Table W1 in The Design Values document linked below indicates the original SPF #2 2x10 joists had design bending values of either 1105 or 980 depending on if they are SPF or SPF (south). Similarly they have modulus of elasticity of either 1,400,000 or 1,100,000.

https://www.awc.org/pdf/codes-standards/publications/span-tables/AWC-SpanTables2015-DVJR-1505.pdf

Would the sistering of the original joists with 12' 2x10 SYP #2 have increased the design bending value above 1167 or 1226?

Would the sistering have increased the modulus of elasticity above 1,300,000 or 1,400,000 if the original joists were SPF (south)?

 

[r13]

zink88,

When you use the Span Table Fxx, you shall read the design criteria on the left upper corner, and adjust the tabulate value accordingly. Also, read point 9 of Explanation of Tables on the same document, that the tabulate values of Table 9.1 is based on a total uniform load of 66.67 plf on the joist, so you may need to adjust the read off value by a scale factor corresponding to the design load.

I think it is proper to select bending value from Table W-1, but I don't know the difference on SPF and SPF (south), if uncertain, I would use the lower allowable.

 

[oldestguy]

I'd apply some bending to the new joist additions before securing to the old joists, if possible.

 

[r13]

Due to the confusion in directly picking design values from the tables, I suggest reverse engineering the existing joist to estimate Fb an E for comparison.
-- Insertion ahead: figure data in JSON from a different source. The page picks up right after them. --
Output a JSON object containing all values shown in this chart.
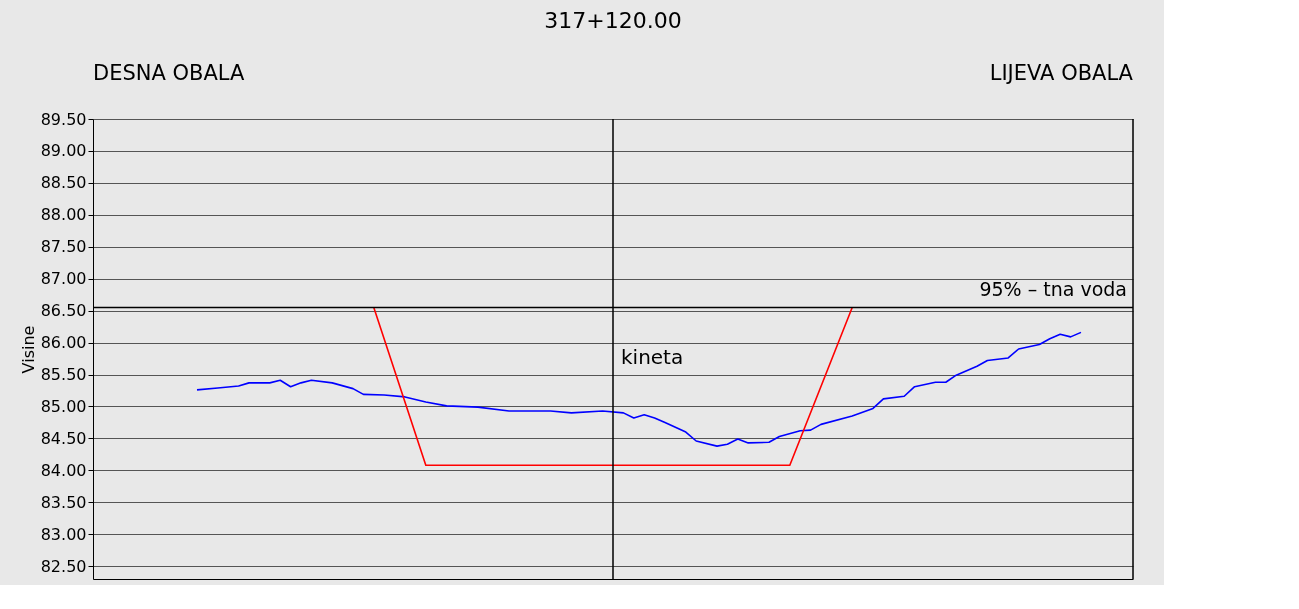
{
  "chart_data": {
    "type": "line",
    "title": "317+120.00",
    "ylabel": "Visine",
    "categories": [
      null,
      null,
      null,
      null,
      null,
      null,
      null,
      null,
      null,
      null,
      null,
      null,
      null,
      null,
      null,
      null,
      null,
      null,
      null,
      null,
      null,
      null,
      null,
      null,
      null,
      null,
      null,
      null,
      null,
      null,
      null,
      null,
      null,
      null,
      null,
      null,
      null,
      null,
      null,
      null,
      null,
      null,
      null,
      null,
      null,
      null,
      null,
      null,
      null,
      null,
      null,
      null,
      null,
      null,
      null,
      null,
      null,
      null,
      null,
      null,
      null,
      null,
      null,
      null,
      null,
      null,
      null,
      null,
      null,
      null,
      null,
      null,
      null,
      null,
      null,
      null,
      null,
      null,
      null,
      null,
      null,
      null,
      null,
      null,
      null,
      null,
      null,
      null,
      null,
      null,
      null,
      null,
      null,
      null,
      null,
      null,
      null,
      null,
      null,
      null,
      null
    ],
    "ylim": [
      82.3,
      89.5
    ],
    "yticks": [
      {
        "value": 82.5,
        "label": "82.50"
      },
      {
        "value": 83,
        "label": "83.00"
      },
      {
        "value": 83.5,
        "label": "83.50"
      },
      {
        "value": 84,
        "label": "84.00"
      },
      {
        "value": 84.5,
        "label": "84.50"
      },
      {
        "value": 85,
        "label": "85.00"
      },
      {
        "value": 85.5,
        "label": "85.50"
      },
      {
        "value": 86,
        "label": "86.00"
      },
      {
        "value": 86.5,
        "label": "86.50"
      },
      {
        "value": 87,
        "label": "87.00"
      },
      {
        "value": 87.5,
        "label": "87.50"
      },
      {
        "value": 88,
        "label": "88.00"
      },
      {
        "value": 88.5,
        "label": "88.50"
      },
      {
        "value": 89,
        "label": "89.00"
      },
      {
        "value": 89.5,
        "label": "89.50"
      }
    ],
    "tick_labels": "y",
    "grid": "y",
    "marker": "none",
    "line_style": "solid",
    "series": [
      {
        "color": "#0000ff",
        "values": [
          null,
          null,
          null,
          null,
          null,
          null,
          null,
          null,
          null,
          null,
          85.26,
          null,
          85.29,
          null,
          85.32,
          85.37,
          null,
          85.37,
          85.41,
          85.31,
          85.37,
          85.41,
          null,
          85.37,
          null,
          85.28,
          85.19,
          null,
          85.18,
          null,
          85.15,
          null,
          85.07,
          null,
          85.01,
          null,
          null,
          84.99,
          null,
          null,
          84.93,
          null,
          84.93,
          null,
          84.93,
          null,
          84.9,
          null,
          null,
          84.93,
          null,
          84.9,
          84.82,
          84.87,
          84.82,
          84.75,
          null,
          84.6,
          84.46,
          null,
          84.38,
          84.41,
          84.49,
          84.43,
          null,
          84.44,
          84.53,
          null,
          84.62,
          84.63,
          84.72,
          null,
          null,
          84.85,
          null,
          84.97,
          85.12,
          null,
          85.16,
          85.31,
          null,
          85.38,
          85.38,
          85.49,
          null,
          85.63,
          85.72,
          null,
          85.76,
          85.9,
          null,
          85.97,
          86.06,
          86.13,
          86.09,
          86.16,
          null,
          null,
          null,
          null,
          null
        ]
      },
      {
        "color": "#ff0000",
        "values": [
          null,
          null,
          null,
          null,
          null,
          null,
          null,
          null,
          null,
          null,
          null,
          null,
          null,
          null,
          null,
          null,
          null,
          null,
          null,
          null,
          null,
          null,
          null,
          null,
          null,
          null,
          null,
          86.55,
          null,
          null,
          null,
          null,
          84.08,
          null,
          null,
          null,
          null,
          null,
          null,
          null,
          null,
          null,
          null,
          null,
          null,
          null,
          null,
          null,
          null,
          null,
          null,
          null,
          null,
          null,
          null,
          null,
          null,
          null,
          null,
          null,
          null,
          null,
          null,
          null,
          null,
          null,
          null,
          84.08,
          null,
          null,
          null,
          null,
          null,
          86.55,
          null,
          null,
          null,
          null,
          null,
          null,
          null,
          null,
          null,
          null,
          null,
          null,
          null,
          null,
          null,
          null,
          null,
          null,
          null,
          null,
          null,
          null,
          null,
          null,
          null,
          null,
          null
        ]
      }
    ],
    "ref_lines": [
      {
        "axis": "y",
        "value": 86.55,
        "label": "95% – tna voda",
        "color": "#000000"
      },
      {
        "axis": "x",
        "color": "#000000"
      }
    ],
    "annotations": [
      "DESNA OBALA",
      "LIJEVA OBALA",
      "kineta"
    ]
  }
}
1. For one 2x10 SPF #2 @ 16" oc with 13'-5" span length, use the existing load w=60 plf, calculate bending moment, then calculate Fb from moment, how the result compared to the value from the table?
2. Let Δ=13'5"/360, then estimate E from deflection formula.
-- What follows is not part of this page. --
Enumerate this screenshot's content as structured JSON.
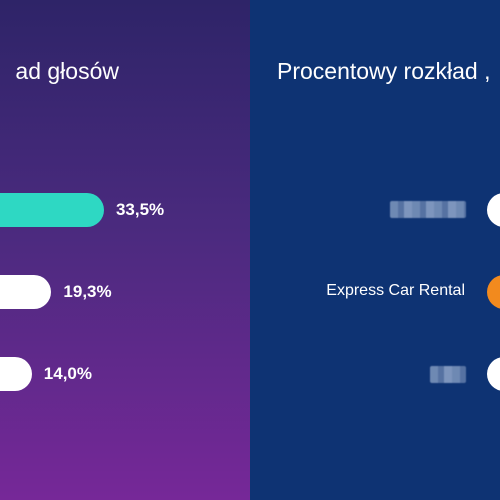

I hope the turned out results provide confidence to be used for the modified joist to check bending, compression and deflection under the new load.

 

[Tomfh]

Don’t skimp on screws, particularly at the ends where shear is highest. When I do these jobs at my house I just fill the beams up with screws. It doesn’t take long with a rattle gun.

 

[JoshPlumSE]

For what it's worth, I've had some projects where I didn't know the capacity of the connector of the original joist. In those cases, I sistered the joists full length and threw and A34 at the end of the new joist. It's more money for sure. But, when the new load is large, it's a better plan.